Lazy 5 Regional Park
7100 Pyramid Way, Sparks, NV 89436 (click here to view a map)
Park Ranger Office: (775) 424-1866
Lazy 5 Summer Music Series
June 23-August 25, 2021
Wednesdays from 6:30-8pm
PLEASE NOTE: The August 25th Escalade concert has been RESCHEDULED to Wednesday, September 1st! We hope to see you there!
The Lazy 5 Summer Music Series of 2021 is offically back! Look forward to 10 concerts featuring 10 quality local artists to entertain families, friends, and neighbors in the Spanish Springs/Sparks area.
This event is free! Food trucks and mobile pub present at every show. Arrive early and bring a blanket/chairs, your mask, and good vibes!
In 1950, the renowned Smiths gambling family purchased Jabberwock Gun Club, located on the Pyramid Lake Highway in what today is Spanish Springs, and renamed it Harolds Trapshooting Club. “For more than two decades, [it] was where the elite met to compete,” according to the Trapshooting Hall of Fame website. The Smith patriarch, Raymond I. (“Pappy”) had been instrumental in getting the trapshooting club established. He and Charlie Mapes each had donated $2,500 to secure the building, and Pappy subsequently invested $24,000 into developing the facilities.
Upon opening, they included 12 traps, eight skeet fields and two flyer fields along with a lounge, sundeck, dining room, bar and locker rooms. Later, cases displayed guns of famous trapshooters like Fred Etchen and Arnold Riegger, and the walls showcased hundreds of photos of event attendees. Eventually, the fields would number 32. Pappy also added gambling and a bar to the “gun club,” as it was called familiarly among Harolds Club employees.

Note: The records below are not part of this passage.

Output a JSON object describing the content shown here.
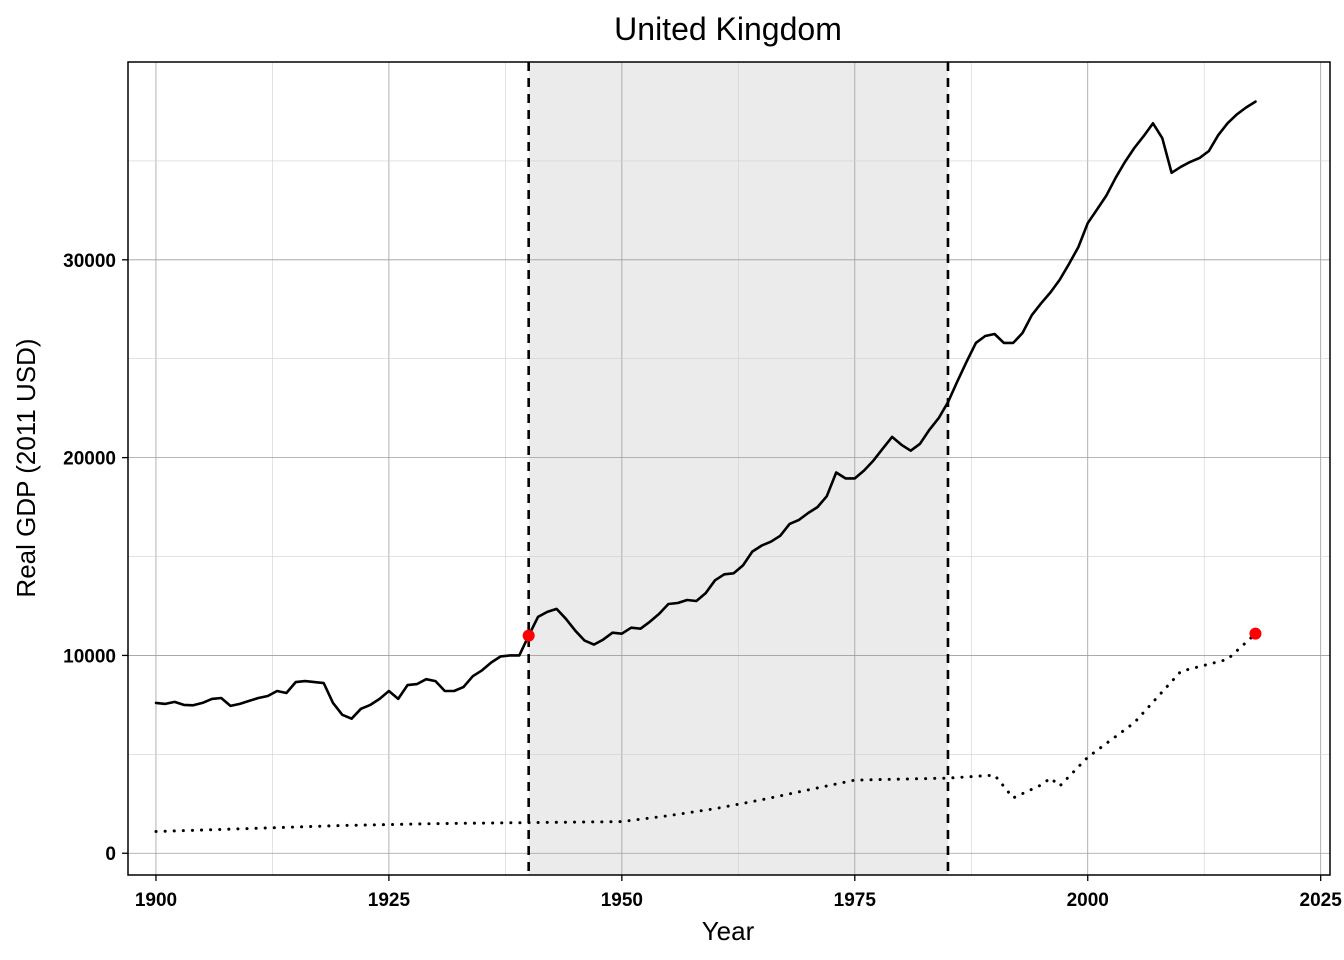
{
  "chart_data": {
    "type": "line",
    "title": "United Kingdom",
    "xlabel": "Year",
    "ylabel": "Real GDP (2011 USD)",
    "xlim": [
      1897,
      2026
    ],
    "ylim": [
      -1100,
      40000
    ],
    "x_ticks": [
      1900,
      1925,
      1950,
      1975,
      2000,
      2025
    ],
    "y_ticks": [
      0,
      10000,
      20000,
      30000
    ],
    "grid": true,
    "shaded_region": {
      "x": [
        1940,
        1985
      ],
      "color": "#ebebeb"
    },
    "vlines": [
      1940,
      1985
    ],
    "series": [
      {
        "style": "solid",
        "color": "#000000",
        "x": [
          1900,
          1901,
          1902,
          1903,
          1904,
          1905,
          1906,
          1907,
          1908,
          1909,
          1910,
          1911,
          1912,
          1913,
          1914,
          1915,
          1916,
          1917,
          1918,
          1919,
          1920,
          1921,
          1922,
          1923,
          1924,
          1925,
          1926,
          1927,
          1928,
          1929,
          1930,
          1931,
          1932,
          1933,
          1934,
          1935,
          1936,
          1937,
          1938,
          1939,
          1940,
          1941,
          1942,
          1943,
          1944,
          1945,
          1946,
          1947,
          1948,
          1949,
          1950,
          1951,
          1952,
          1953,
          1954,
          1955,
          1956,
          1957,
          1958,
          1959,
          1960,
          1961,
          1962,
          1963,
          1964,
          1965,
          1966,
          1967,
          1968,
          1969,
          1970,
          1971,
          1972,
          1973,
          1974,
          1975,
          1976,
          1977,
          1978,
          1979,
          1980,
          1981,
          1982,
          1983,
          1984,
          1985,
          1986,
          1987,
          1988,
          1989,
          1990,
          1991,
          1992,
          1993,
          1994,
          1995,
          1996,
          1997,
          1998,
          1999,
          2000,
          2001,
          2002,
          2003,
          2004,
          2005,
          2006,
          2007,
          2008,
          2009,
          2010,
          2011,
          2012,
          2013,
          2014,
          2015,
          2016,
          2017,
          2018
        ],
        "y": [
          7600,
          7550,
          7650,
          7500,
          7480,
          7600,
          7800,
          7850,
          7450,
          7550,
          7700,
          7850,
          7950,
          8200,
          8100,
          8650,
          8700,
          8650,
          8600,
          7600,
          7000,
          6800,
          7300,
          7500,
          7800,
          8200,
          7800,
          8500,
          8550,
          8800,
          8700,
          8200,
          8200,
          8400,
          8950,
          9250,
          9650,
          9950,
          10000,
          10000,
          11000,
          11950,
          12200,
          12350,
          11850,
          11250,
          10750,
          10550,
          10800,
          11150,
          11100,
          11400,
          11350,
          11700,
          12100,
          12600,
          12650,
          12800,
          12750,
          13150,
          13800,
          14100,
          14150,
          14550,
          15250,
          15550,
          15750,
          16050,
          16650,
          16850,
          17200,
          17500,
          18050,
          19250,
          18950,
          18950,
          19350,
          19850,
          20450,
          21050,
          20650,
          20350,
          20700,
          21400,
          22000,
          22800,
          23850,
          24850,
          25800,
          26150,
          26250,
          25800,
          25800,
          26300,
          27200,
          27800,
          28350,
          29000,
          29800,
          30650,
          31850,
          32550,
          33250,
          34150,
          34950,
          35650,
          36250,
          36900,
          36150,
          34400,
          34700,
          34950,
          35150,
          35500,
          36300,
          36900,
          37350,
          37700,
          38000
        ]
      },
      {
        "style": "dotted",
        "color": "#000000",
        "x": [
          1900,
          1910,
          1920,
          1930,
          1940,
          1950,
          1955,
          1960,
          1965,
          1970,
          1975,
          1980,
          1985,
          1990,
          1992,
          1995,
          1996,
          1997,
          2000,
          2005,
          2010,
          2015,
          2018
        ],
        "y": [
          1100,
          1250,
          1400,
          1500,
          1550,
          1600,
          1900,
          2250,
          2700,
          3200,
          3700,
          3750,
          3800,
          3950,
          2800,
          3450,
          3800,
          3400,
          4850,
          6600,
          9200,
          9800,
          11100
        ]
      }
    ],
    "points": [
      {
        "x": 1940,
        "y": 11000,
        "color": "#ff0000"
      },
      {
        "x": 2018,
        "y": 11100,
        "color": "#ff0000"
      }
    ]
  }
}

Of the three Harolds Club owners, Harold S., Sr. was involved in developing and hosting the inaugural Golden West Grand, the first major Amateur Trapshooting Association tournament, in 1952. He dreamt up the trophy of an engraved, silver belt buckle containing a historic $20 gold piece. At the events, he’d often pass out gifts to shooters and guests. One year he distributed 1,000 white Stetson cowboy hats; another year, it was slot machine-shaped bottles filled with Jim Beam. He’d give rides to contestants’ wives and children up and down the yard line in a yellow dune buggy or on his motorcycle while decked out in a New York Yankees uniform and cowboy hat.
Harolds Trapshooting Club closed on June 30, 1979, when the casino and the landlord of the gun club property failed to agree on terms for a new lease.